If you are affected with problematic anger, you deserve help and support. Connor Armstrong, the Army officer, sought help after his wife gave him an ultimatum: either he would find out where his aggressive outbursts were coming from and what could be done about them, or she would leave him. With the help of a mental health provider, Connor Armstrong got to know and tame his inner beast. Anger and co-occurring PTSD can be treated using various cognitive behavioral therapies.1 One such treatment is made up of 12 one-hour sessions where individuals learn about anger and PTSD, monitor and identify the cost and benefits of their anger, analyze examples from their life to find patterns, practice coping with anger when provoked, learn relaxation strategies, and assertive communication.1 The goal of treatment is to help individuals expand their range of emotional reactions and better control their responses to anger triggers.

The Department of Veterans Affairs offers an online Anger Toolkit and an Anger and Irritability course. They also offer comprehensive information on anger and trauma. They answer questions about why anger is a common response to trauma and include video testimonies from veterans who have successfully recovered from co-occurring problematic anger and PTSD.

If anger is causing you distress or disrupting your relationships, consult a mental health care provider. You can schedule an appointment with a provider or speak to your primary care doctor. The InTransition Program can also help you find local mental health care services.

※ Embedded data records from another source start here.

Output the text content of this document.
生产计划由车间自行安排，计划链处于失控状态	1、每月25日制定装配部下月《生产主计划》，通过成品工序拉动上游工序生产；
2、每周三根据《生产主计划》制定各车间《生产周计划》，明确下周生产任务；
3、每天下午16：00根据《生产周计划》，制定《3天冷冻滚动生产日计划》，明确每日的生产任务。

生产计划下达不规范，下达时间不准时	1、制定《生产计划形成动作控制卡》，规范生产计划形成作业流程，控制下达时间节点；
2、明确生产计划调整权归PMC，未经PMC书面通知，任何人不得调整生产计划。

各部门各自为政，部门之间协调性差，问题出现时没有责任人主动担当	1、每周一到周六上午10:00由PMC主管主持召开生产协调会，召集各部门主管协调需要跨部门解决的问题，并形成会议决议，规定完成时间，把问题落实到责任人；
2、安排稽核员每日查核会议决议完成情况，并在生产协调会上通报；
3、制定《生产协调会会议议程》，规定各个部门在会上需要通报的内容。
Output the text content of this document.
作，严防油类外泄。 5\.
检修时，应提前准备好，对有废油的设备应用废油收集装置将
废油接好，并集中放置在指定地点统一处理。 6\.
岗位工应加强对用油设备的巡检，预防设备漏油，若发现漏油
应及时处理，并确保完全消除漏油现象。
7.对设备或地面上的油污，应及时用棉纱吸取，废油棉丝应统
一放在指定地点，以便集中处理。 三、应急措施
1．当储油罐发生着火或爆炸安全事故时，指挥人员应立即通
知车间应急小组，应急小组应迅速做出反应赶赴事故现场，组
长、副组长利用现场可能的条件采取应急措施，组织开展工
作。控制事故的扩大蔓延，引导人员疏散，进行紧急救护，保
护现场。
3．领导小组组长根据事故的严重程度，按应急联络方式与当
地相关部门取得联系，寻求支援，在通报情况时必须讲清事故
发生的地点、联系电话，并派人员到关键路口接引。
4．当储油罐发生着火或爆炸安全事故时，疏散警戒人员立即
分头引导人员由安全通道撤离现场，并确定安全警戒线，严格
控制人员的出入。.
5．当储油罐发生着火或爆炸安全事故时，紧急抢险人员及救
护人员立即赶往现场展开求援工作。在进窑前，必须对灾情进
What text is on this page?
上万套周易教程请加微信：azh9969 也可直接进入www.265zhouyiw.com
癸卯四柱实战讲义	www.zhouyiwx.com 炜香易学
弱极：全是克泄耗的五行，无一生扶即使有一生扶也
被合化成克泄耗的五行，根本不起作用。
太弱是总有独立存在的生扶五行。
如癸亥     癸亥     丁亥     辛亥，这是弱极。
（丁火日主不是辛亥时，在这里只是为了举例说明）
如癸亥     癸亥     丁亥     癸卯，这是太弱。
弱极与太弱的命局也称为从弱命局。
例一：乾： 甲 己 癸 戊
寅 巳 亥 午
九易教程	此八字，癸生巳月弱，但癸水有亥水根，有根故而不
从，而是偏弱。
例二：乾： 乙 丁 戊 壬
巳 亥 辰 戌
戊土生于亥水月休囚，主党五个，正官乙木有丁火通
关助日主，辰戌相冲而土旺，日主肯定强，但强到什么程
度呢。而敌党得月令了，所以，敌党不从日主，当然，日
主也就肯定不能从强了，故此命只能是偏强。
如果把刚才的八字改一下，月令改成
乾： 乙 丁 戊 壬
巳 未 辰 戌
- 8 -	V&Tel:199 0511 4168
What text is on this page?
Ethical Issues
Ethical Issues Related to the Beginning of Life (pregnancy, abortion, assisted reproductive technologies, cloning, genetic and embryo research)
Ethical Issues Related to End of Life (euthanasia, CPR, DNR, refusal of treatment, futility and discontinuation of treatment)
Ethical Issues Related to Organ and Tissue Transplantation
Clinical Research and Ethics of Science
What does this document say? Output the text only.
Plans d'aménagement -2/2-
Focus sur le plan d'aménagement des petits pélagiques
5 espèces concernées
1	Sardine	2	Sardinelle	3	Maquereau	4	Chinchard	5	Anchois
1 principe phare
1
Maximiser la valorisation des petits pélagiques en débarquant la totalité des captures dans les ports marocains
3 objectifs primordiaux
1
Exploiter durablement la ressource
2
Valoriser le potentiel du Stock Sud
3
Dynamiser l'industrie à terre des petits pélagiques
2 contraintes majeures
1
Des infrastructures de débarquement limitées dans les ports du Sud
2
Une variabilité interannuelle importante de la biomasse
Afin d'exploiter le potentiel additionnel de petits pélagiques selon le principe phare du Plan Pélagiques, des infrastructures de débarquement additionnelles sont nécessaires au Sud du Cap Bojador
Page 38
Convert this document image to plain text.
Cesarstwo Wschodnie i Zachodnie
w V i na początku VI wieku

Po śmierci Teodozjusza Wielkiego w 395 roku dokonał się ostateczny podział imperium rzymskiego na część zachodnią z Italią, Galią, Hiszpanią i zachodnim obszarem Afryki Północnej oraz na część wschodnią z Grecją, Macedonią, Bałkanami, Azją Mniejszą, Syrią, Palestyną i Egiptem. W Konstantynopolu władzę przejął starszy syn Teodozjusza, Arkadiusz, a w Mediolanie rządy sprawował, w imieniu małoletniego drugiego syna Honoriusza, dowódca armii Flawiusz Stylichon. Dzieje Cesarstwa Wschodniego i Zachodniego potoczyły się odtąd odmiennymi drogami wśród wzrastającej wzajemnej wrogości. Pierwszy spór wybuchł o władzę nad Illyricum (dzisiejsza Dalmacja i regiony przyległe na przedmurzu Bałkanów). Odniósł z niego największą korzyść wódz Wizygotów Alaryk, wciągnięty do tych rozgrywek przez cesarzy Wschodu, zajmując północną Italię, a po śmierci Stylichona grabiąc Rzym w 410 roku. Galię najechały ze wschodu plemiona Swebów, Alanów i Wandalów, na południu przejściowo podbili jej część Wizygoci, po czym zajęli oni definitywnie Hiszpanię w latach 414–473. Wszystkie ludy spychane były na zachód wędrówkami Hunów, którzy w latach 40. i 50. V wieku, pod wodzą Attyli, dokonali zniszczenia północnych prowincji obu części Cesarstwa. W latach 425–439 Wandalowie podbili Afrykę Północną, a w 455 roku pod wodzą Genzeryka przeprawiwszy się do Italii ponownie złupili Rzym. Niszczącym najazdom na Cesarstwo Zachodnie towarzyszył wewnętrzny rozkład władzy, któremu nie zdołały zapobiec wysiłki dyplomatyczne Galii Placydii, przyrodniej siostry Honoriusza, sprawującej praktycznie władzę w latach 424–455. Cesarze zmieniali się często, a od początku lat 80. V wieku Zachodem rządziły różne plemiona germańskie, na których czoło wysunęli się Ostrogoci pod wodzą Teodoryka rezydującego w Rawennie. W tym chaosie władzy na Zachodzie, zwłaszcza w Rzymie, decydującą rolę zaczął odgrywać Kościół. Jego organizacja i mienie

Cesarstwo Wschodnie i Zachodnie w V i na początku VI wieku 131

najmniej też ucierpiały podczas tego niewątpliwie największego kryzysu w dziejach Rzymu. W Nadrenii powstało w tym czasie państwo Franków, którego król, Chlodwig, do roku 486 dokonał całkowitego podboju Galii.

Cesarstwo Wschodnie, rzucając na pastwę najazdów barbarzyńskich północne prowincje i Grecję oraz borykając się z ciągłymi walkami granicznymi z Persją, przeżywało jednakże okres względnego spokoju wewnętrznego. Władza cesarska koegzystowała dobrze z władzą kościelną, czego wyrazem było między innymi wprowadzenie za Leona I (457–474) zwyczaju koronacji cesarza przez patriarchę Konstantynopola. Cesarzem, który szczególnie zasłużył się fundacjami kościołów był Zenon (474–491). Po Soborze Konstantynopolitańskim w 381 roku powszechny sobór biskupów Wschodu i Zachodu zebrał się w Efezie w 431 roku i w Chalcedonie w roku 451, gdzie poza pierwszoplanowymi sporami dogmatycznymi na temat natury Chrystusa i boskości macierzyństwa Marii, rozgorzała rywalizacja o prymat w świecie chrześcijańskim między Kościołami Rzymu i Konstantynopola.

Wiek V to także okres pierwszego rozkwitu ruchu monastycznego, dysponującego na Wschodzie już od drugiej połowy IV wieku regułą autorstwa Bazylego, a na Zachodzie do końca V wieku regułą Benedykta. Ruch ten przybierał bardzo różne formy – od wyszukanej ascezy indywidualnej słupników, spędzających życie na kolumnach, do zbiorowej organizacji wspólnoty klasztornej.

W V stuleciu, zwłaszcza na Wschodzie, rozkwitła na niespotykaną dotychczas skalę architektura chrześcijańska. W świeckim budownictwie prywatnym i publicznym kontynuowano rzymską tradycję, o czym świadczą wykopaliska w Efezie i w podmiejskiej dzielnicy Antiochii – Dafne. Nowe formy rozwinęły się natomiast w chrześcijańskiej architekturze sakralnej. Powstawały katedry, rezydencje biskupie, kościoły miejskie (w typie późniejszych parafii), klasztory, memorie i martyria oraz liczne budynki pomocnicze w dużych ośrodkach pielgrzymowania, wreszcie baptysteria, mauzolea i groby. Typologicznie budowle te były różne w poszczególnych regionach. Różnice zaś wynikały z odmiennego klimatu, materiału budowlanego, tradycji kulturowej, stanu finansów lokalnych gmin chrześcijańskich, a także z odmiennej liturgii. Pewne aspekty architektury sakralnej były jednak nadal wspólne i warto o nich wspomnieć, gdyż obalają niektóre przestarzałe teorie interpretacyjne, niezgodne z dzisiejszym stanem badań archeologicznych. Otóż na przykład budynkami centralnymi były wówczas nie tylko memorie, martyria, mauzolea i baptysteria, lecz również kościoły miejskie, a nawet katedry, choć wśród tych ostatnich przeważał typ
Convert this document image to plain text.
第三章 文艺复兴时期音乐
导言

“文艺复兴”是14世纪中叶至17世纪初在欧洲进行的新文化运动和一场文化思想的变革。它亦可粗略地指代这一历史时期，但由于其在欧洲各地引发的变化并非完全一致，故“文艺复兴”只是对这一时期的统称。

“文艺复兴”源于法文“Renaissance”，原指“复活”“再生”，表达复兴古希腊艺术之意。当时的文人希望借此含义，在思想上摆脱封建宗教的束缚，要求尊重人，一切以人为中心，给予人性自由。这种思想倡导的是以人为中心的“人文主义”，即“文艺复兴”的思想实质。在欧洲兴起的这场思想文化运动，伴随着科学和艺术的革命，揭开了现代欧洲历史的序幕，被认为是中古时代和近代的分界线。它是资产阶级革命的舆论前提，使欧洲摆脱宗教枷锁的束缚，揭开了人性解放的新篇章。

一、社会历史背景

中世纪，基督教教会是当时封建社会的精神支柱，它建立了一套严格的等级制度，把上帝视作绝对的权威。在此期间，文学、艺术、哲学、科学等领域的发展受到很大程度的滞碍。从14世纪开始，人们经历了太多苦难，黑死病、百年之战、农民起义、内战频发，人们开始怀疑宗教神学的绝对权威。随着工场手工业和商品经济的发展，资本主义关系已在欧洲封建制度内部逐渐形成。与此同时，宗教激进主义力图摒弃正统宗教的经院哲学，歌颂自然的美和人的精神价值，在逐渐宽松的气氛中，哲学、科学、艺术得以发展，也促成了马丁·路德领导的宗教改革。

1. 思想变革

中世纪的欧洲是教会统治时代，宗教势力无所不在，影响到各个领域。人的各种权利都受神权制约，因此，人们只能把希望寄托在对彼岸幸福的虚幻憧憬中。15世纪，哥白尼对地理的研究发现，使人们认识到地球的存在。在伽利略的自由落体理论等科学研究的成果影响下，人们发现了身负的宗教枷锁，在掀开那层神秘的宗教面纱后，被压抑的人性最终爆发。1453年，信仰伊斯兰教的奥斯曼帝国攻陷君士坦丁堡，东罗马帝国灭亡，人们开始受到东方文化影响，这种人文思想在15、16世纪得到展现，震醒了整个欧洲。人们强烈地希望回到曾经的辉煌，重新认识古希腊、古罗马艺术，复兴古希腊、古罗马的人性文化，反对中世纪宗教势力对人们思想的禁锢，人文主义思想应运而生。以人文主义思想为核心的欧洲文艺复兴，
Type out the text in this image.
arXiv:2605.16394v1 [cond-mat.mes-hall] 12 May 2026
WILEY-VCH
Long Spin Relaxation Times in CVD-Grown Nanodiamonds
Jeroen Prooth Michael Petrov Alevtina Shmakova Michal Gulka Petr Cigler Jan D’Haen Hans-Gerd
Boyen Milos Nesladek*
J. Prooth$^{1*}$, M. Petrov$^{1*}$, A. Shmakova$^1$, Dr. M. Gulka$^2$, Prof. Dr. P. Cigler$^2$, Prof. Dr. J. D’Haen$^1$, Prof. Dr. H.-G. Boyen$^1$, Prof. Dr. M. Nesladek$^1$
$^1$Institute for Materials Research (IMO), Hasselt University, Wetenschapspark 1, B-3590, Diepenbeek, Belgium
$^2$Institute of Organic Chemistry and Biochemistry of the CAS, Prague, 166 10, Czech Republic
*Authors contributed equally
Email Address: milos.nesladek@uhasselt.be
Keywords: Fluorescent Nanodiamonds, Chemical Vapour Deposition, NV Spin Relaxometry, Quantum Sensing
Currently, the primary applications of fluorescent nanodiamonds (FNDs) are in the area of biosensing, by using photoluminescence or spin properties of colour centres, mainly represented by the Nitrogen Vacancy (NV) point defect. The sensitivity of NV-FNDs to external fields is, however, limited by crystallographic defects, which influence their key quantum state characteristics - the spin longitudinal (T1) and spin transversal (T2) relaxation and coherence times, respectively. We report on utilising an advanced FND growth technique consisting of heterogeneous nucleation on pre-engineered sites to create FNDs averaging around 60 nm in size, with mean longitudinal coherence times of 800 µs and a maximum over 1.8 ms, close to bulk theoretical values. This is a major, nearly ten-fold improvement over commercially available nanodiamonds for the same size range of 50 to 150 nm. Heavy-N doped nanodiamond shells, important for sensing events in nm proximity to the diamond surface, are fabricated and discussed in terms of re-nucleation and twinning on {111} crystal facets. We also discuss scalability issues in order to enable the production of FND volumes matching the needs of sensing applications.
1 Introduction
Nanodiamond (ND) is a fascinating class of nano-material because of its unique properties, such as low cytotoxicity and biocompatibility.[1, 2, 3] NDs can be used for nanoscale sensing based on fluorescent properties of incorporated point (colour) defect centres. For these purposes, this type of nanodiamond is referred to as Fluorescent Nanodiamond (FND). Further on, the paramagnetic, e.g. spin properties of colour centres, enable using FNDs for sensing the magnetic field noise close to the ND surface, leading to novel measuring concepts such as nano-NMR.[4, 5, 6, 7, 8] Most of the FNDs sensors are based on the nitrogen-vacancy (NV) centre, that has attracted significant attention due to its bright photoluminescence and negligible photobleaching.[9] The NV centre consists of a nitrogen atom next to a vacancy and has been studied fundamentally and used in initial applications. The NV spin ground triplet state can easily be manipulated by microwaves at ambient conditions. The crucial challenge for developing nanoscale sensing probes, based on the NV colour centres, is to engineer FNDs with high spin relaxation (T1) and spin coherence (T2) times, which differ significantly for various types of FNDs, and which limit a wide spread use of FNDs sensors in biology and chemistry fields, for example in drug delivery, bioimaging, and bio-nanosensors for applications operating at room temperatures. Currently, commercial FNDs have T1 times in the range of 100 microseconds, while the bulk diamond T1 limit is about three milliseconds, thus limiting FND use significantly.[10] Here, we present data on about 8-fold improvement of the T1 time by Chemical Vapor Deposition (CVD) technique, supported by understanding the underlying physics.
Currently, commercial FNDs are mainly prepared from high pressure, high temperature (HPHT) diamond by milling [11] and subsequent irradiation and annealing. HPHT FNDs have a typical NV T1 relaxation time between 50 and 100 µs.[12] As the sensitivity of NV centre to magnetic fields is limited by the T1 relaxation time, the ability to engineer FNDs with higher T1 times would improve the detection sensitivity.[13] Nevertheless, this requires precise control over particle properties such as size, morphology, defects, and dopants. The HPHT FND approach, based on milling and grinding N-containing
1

  1. Cash, R., Varker, T., McHugh, T., Metcalf, O., Howard, A., Lloyd, D., Costello, J., Said, D., & Forbes, D. (2018). Effectiveness of an anger intervention for military members with PTSD: A clinical case series. Military Medicine, 183, 9-10.
  2. Dillon, K. H., Crawford, E. F., Kudler, H., Straits-Troster, K. A., Elbogen, E. B., & Calhoun, P. S. (2017). An investigation of treatment engagement among returning veterans with problematic anger. The Journal of Nervous and Mental Disease, 205(2), 119–126.
  3. Thomas, J. L., Wilk, J. E., Riviere, L. A., McGurk, D., Castro, C. A., & Hoge, C. W. (2010). Prevalence of mental health problems and functional impairment among active component and National Guard soldiers 3 and 12 months following combat in Iraq. Archives of General Psychiatry, 67(6), 614–623.
  4. Varker, T., Cowlishaw, S., Baur, J., McFarlane, A. C., Lawrence-Wood, E., Metcalf, O., Van Hooff, M., Sadler, N., O'Donnell, M. L., Hodson, S., Benassi, H., & Forbes, D. (2022). Problem anger in veterans and military personnel: Prevalence, predictors, and associated harms of suicide and violence. Journal of psychiatric research, 151, 57–64.

Andrea Hellenthal, Ph.D. is a psychologist specializing in clinical psychology. She works for the German Armed Forces and is employed there at the University. Additionally, she treats patients in her own practice. She is currently participating in a scientific exchange program with the U.S. Armed Forces and works for the Psychological Health Center of Excellence.